Someone who has been divorced, on the other hand, may or may not have been “faithful to his wife”. I think that circumstances matter a great deal here. For example, in 1 Cor. 7 Paul talks about the Christian who is divorced by an unbeliever, presumably because of the Christian’s faith. If that Christian was faithful to that spouse throughout the entire marriage, but was forced to “let them depart”, I see that as a testimony to, not a detriment to, that person’s character. If the person in question broke the marriage covenant (by material/emotional neglect or sexual immorality in my view) and this caused the partner to initiate the divorce, or if they divorced a partner who had not broken the covenant, then this most certainly would bear upon my judgment of their character, and disqualify them according to the spirit of Paul’s writing.
Polygamy, like you said, was probably not in view here since the Gentile churches would probably not have had polygamists.
This is my view in a not-so-small nutshell. I’ve taken the plunge, but I am completely open to criticism.
Jared has some commentary on this post at his blog: http://blog.planetpreterist.com/index.php?itemid=605
David, I don’t know which interpretation of this verse I prefer, but I prefer your translation approach #2, with a footnote stating reasonable alternate interpretations. I like the voluminous footnotes of the NET Bible for this reason. Since the original biblical authors seldom intended to be ambiguous, I don’t think we should give the impression that they did by translating ambiguously. My opinion; the mileage of other may vary!

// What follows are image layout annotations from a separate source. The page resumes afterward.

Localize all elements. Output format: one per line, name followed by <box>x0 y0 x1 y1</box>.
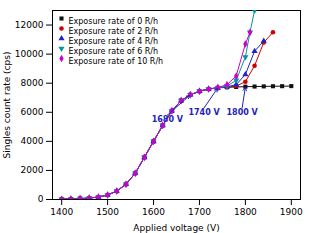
svg-text:1800: 1800 <box>234 207 257 217</box>
svg-text:Applied voltage (V): Applied voltage (V) <box>133 223 219 233</box>
svg-text:Singles count rate (cps): Singles count rate (cps) <box>2 52 12 159</box>
svg-text:Exposure rate of 6 R/h: Exposure rate of 6 R/h <box>69 47 159 56</box>
svg-text:1600: 1600 <box>142 207 165 217</box>
svg-text:10000: 10000 <box>15 49 44 59</box>
svg-text:12000: 12000 <box>15 20 44 30</box>
svg-text:Exposure rate of 4 R/h: Exposure rate of 4 R/h <box>69 37 159 46</box>
svg-text:0: 0 <box>38 194 44 204</box>
svg-text:Exposure rate of 10 R/h: Exposure rate of 10 R/h <box>69 57 164 66</box>
svg-text:8000: 8000 <box>21 78 44 88</box>
svg-text:Exposure rate of 2 R/h: Exposure rate of 2 R/h <box>69 27 159 36</box>
svg-text:2000: 2000 <box>21 165 44 175</box>
svg-text:1900: 1900 <box>280 207 303 217</box>
svg-text:1400: 1400 <box>50 207 73 217</box>
svg-text:1700: 1700 <box>188 207 211 217</box>
svg-text:4000: 4000 <box>21 136 44 146</box>
svg-text:1800 V: 1800 V <box>227 108 259 117</box>
svg-text:6000: 6000 <box>21 107 44 117</box>
svg-text:1740 V: 1740 V <box>188 108 220 117</box>
svg-text:Exposure rate of 0 R/h: Exposure rate of 0 R/h <box>69 17 159 26</box>
svg-text:1500: 1500 <box>96 207 119 217</box>
svg-text:1680 V: 1680 V <box>152 115 184 124</box>
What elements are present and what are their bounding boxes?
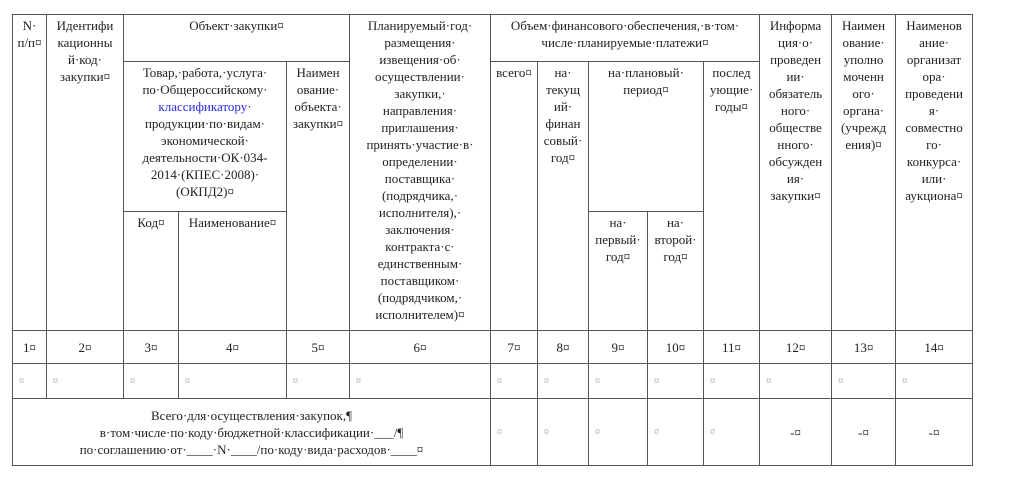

I respect a translation that makes an exegetical decision but is willing to acknowledge there are other possibilities. Footnotes are a good way to do that.
This is one of the attractions for me of the CEV editions. They are very readable but when there is a wide possibility of interpretation they tend to footnote it.
I think it means “a one-woman man” in the sense of one at a time. What this passage says is needed in a spiritual leader is someone who 1) has his sexuality under God’s direction and 2) isn’t wasting lots of time and energy pursuing and pleasing multiple women (that is, he’s got sex in the proper perspective).